The main complications and the only manifestations of placenta previa are spotting. Depending on the type of presentation, bleeding may occur for the first time during various periods of pregnancy or childbirth. Thus, with central (complete) placenta previa, bleeding often begins early - in the second trimester of pregnancy; with lateral and marginal variants - in the third trimester or directly during childbirth. The severity of bleeding also depends on the type of presentation. With complete presentation, bleeding is usually more profuse than with incomplete presentation.

Most often, bleeding appears during pregnancy 28-32 weeks, when the preparatory activity of the lower segment of the uterus is most pronounced. But every fifth pregnant woman diagnosed with placenta previa notes the appearance of bleeding in the early stages (16-28 weeks of pregnancy).

What is the cause of bleeding during placenta previa? During pregnancy, the size of the uterus constantly increases. Before pregnancy, they are comparable to the size of a matchbox, and by the end of pregnancy, the weight of the uterus reaches 1000 g, and its dimensions correspond to the size of the fetus along with the placenta, amniotic fluid and membranes. This increase is achieved mainly due to an increase in the volume of each fiber that forms the wall of the uterus. But the maximum change in size occurs in the lower segment of the uterus, which stretches more as the due date approaches. Therefore, if the placenta is located in this area, then the process of “migration” proceeds very quickly, the low-elastic tissue of the placenta does not have time to adapt to the rapidly changing size of the underlying uterine wall, and placental abruption occurs over a larger or smaller extent. At the site of detachment, damage to blood vessels occurs and, accordingly, bleeding.

With placenta previa, there is often a threat of miscarriage: increased uterine tone, pain in the lower abdomen and lumbar region. Often, with this location of the placenta, pregnant women suffer from hypotension - a persistently reduced blood pressure. A decrease in pressure, in turn, reduces performance, causes weakness, a feeling of weakness, and increases the likelihood of fainting and headaches.

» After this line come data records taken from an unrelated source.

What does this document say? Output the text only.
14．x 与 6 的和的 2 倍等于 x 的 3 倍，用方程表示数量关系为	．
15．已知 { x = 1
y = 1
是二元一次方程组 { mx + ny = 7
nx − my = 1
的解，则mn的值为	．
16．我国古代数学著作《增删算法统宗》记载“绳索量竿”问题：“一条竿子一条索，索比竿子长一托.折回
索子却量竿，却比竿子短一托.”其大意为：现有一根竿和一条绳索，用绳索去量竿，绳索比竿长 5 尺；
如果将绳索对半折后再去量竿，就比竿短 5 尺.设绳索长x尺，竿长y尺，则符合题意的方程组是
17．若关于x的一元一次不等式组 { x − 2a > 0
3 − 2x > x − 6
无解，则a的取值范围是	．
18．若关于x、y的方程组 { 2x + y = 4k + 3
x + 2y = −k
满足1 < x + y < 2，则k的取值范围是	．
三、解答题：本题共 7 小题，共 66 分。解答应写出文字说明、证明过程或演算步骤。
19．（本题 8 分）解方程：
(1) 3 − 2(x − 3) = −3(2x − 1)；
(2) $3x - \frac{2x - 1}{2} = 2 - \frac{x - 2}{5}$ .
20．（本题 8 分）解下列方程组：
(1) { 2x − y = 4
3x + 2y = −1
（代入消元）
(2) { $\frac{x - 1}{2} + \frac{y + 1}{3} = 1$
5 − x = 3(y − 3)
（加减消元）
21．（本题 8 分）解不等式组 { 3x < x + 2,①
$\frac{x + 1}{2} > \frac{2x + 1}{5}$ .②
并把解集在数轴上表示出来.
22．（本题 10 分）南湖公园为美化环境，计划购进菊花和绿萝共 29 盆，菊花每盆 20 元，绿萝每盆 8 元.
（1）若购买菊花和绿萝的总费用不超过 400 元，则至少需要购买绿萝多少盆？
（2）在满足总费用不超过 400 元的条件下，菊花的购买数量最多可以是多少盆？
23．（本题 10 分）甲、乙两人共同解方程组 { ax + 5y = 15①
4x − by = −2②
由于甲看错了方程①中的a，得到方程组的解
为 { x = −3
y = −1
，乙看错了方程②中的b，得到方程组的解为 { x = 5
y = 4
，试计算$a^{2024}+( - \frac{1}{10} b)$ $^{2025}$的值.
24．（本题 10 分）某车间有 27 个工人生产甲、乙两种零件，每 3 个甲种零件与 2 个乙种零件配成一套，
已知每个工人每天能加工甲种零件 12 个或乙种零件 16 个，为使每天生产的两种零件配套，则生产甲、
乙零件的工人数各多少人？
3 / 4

In the presence of bleeding, anemia is often detected - a decrease in the level of hemoglobin in the blood. Anemia can aggravate the symptoms of hypotension, and oxygen deficiency caused by decreased hemoglobin levels adversely affects fetal development. Growth retardation and fetal growth restriction syndrome (FGR) may occur. In addition, it has been proven that children born to mothers who suffered from anemia during pregnancy always have a reduced hemoglobin level in the first year of life. And this, in turn, reduces the baby’s body’s defenses and leads to frequent infectious diseases.

Due to the fact that the placenta is located in the lower segment of the uterus, the fetus often takes an incorrect position - transverse or oblique. Often there is also a breech presentation of the fetus, when its buttocks or legs are facing the exit from the uterus, and not the head, as usual. All this makes it difficult or even impossible to give birth to a child naturally, without surgery.